The work was funded by Novarits vaccines and this company is now a member of the GSK group. The work is also sponsored by Auckland Uniservices
Our story begins with meningococcal B vaccination programme. In the late 1990’s and early 2000 there was an epidemic caused by meningococcal B bacteria. A vaccine was developed using the outer membrane vesicle of the gram negative bacteria Neisseria meningiditis type B. Outer membrane of the bacteria breaks off to create packages of biologically active proteins that interact with the bacteriums environment and are thought to help with their nasty pathogen activities.
The vaccination programme which occurred from 2004-2008 with everyone under 20 eligible from 2004-2006 (infants only from 2006-2008).

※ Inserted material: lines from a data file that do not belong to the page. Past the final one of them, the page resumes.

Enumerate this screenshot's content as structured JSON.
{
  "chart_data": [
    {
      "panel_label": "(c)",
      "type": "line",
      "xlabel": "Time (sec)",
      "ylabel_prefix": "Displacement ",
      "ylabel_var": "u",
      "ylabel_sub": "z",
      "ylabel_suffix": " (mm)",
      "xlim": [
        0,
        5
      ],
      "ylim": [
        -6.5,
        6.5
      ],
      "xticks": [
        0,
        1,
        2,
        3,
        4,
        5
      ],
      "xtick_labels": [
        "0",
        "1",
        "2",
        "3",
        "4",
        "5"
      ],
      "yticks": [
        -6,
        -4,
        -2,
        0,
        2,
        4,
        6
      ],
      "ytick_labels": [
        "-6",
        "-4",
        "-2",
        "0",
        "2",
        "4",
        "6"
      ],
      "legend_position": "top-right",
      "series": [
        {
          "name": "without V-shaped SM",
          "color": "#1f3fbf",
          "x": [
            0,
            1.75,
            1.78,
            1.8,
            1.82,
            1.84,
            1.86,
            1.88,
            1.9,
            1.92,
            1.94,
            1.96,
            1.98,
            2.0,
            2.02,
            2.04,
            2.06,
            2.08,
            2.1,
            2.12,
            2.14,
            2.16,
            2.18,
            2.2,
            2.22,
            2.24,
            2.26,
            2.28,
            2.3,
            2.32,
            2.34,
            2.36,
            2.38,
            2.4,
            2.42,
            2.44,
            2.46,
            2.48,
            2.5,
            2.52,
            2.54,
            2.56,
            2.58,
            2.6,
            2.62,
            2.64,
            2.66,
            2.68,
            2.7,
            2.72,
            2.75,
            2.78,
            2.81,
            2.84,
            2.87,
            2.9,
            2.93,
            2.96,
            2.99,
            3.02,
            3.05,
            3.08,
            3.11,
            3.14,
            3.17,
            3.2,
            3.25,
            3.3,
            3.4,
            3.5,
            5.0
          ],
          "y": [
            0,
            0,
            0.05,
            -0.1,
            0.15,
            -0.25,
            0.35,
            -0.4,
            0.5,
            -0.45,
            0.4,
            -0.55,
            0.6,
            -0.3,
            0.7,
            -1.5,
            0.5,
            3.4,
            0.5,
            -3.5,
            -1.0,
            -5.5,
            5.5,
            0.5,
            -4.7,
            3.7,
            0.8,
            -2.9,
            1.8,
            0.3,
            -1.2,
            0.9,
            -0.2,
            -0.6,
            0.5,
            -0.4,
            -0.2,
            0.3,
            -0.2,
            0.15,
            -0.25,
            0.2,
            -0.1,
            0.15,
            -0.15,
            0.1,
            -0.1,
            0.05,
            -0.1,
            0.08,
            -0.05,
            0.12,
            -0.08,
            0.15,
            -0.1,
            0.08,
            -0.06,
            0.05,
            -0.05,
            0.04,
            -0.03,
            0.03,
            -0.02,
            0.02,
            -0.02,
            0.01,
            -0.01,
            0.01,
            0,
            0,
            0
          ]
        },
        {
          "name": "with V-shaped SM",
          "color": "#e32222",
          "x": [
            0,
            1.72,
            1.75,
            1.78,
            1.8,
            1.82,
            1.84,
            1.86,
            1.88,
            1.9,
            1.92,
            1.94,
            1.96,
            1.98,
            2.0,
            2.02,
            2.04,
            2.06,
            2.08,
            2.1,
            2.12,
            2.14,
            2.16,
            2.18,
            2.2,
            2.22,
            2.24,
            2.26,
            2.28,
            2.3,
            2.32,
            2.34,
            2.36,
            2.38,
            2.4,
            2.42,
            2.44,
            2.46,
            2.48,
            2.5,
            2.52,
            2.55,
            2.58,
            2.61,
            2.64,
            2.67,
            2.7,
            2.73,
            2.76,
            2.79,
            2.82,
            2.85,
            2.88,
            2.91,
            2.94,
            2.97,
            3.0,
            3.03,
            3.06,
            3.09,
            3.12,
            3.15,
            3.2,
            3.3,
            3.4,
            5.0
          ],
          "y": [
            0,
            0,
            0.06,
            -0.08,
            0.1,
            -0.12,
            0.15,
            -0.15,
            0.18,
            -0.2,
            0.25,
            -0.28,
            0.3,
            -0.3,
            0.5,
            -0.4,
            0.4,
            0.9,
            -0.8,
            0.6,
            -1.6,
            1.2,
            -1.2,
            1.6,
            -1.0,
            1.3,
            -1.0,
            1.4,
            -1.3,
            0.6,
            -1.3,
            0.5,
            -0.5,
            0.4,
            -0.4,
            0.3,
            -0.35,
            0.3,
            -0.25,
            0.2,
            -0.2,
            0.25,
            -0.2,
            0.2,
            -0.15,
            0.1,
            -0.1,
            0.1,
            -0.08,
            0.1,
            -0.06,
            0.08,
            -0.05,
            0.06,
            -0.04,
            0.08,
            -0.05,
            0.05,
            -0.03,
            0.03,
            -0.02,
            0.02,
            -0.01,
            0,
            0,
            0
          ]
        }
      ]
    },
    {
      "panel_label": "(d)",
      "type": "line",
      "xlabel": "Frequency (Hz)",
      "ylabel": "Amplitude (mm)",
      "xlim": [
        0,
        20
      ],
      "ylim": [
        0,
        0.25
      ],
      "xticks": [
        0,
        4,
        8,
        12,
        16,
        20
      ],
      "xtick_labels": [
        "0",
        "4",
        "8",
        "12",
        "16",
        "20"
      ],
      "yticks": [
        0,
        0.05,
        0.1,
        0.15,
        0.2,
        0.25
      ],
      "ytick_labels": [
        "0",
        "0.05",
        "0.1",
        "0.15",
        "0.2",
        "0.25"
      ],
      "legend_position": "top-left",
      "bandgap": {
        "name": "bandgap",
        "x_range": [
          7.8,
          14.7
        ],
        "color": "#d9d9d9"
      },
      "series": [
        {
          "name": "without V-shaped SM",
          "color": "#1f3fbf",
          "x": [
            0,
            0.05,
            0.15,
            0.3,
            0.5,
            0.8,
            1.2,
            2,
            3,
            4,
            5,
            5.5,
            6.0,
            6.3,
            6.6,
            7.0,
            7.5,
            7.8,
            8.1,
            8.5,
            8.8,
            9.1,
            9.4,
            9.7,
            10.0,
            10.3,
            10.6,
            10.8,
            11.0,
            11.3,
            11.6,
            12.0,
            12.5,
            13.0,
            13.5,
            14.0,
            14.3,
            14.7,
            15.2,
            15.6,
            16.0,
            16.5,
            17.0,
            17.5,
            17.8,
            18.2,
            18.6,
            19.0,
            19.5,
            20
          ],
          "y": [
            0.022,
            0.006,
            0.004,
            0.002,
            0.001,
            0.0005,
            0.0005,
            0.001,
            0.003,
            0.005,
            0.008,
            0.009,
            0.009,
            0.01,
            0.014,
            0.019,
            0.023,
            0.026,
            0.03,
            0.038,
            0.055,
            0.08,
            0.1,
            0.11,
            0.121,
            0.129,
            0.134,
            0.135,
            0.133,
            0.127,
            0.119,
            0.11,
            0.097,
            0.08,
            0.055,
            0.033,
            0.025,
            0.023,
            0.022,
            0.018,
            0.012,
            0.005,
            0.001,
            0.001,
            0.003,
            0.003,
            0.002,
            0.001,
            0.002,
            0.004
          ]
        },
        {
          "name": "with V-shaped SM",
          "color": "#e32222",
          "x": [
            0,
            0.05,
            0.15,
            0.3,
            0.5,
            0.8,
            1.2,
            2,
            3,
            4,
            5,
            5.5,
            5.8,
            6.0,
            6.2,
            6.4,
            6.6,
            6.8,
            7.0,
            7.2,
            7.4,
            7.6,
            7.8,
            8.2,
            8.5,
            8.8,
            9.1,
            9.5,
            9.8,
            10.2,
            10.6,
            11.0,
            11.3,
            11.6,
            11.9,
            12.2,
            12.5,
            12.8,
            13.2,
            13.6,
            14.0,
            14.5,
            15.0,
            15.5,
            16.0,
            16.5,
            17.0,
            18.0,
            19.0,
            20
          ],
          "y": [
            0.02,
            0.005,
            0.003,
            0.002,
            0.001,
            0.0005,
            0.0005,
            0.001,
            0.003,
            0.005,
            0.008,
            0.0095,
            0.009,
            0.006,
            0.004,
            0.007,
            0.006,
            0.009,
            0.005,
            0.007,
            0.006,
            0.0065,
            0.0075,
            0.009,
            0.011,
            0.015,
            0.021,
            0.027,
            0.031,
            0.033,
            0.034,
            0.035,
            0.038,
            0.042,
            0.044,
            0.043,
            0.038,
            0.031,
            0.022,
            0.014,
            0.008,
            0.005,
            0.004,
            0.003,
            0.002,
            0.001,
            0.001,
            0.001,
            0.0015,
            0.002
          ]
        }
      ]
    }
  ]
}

The programme achieved remarkable vaccination coverage in a relatively short space of time and there were negligible inequities in coverage – i.e. we reached our most vulnerable subpopulations. It was a world class effort that everyone should be proud of.
There were a couple of evaluations of the programme. This one by Richard Arnold and his team found a vaccine effectiveness against meningococcal B of between 60-70%.
To check for residual confounding due to circumstance (such as reduction of disease in general throughout the time period). The researchers measured the effectiveness of the vaccine against IPD. This from memory was about 15-20%. This finding lead Steve Black to wonder what other diseases the OMV vaccine could be tested for. In addition there was some other pieces of the puzzle – a small clinical trial in Norway of a similar vaccine and results from Cuba seemed to point to an impact on gonorrhoea.
In addition to these New Zealand’s gonorrhoea statistics looked interesting.
Small proportion vaccinated, most vaccinated as older teens and many of them likely to be at risk of gonorrhoea or possibly infected with non-hospitalised gonorrhoea prior to vaccination.
Very low number of events. Only small proportion of cohort likely to be sexually active from 2008 or later. Risk of infection likely to be 4 or more years after vaccination so potentially also waning of vaccine.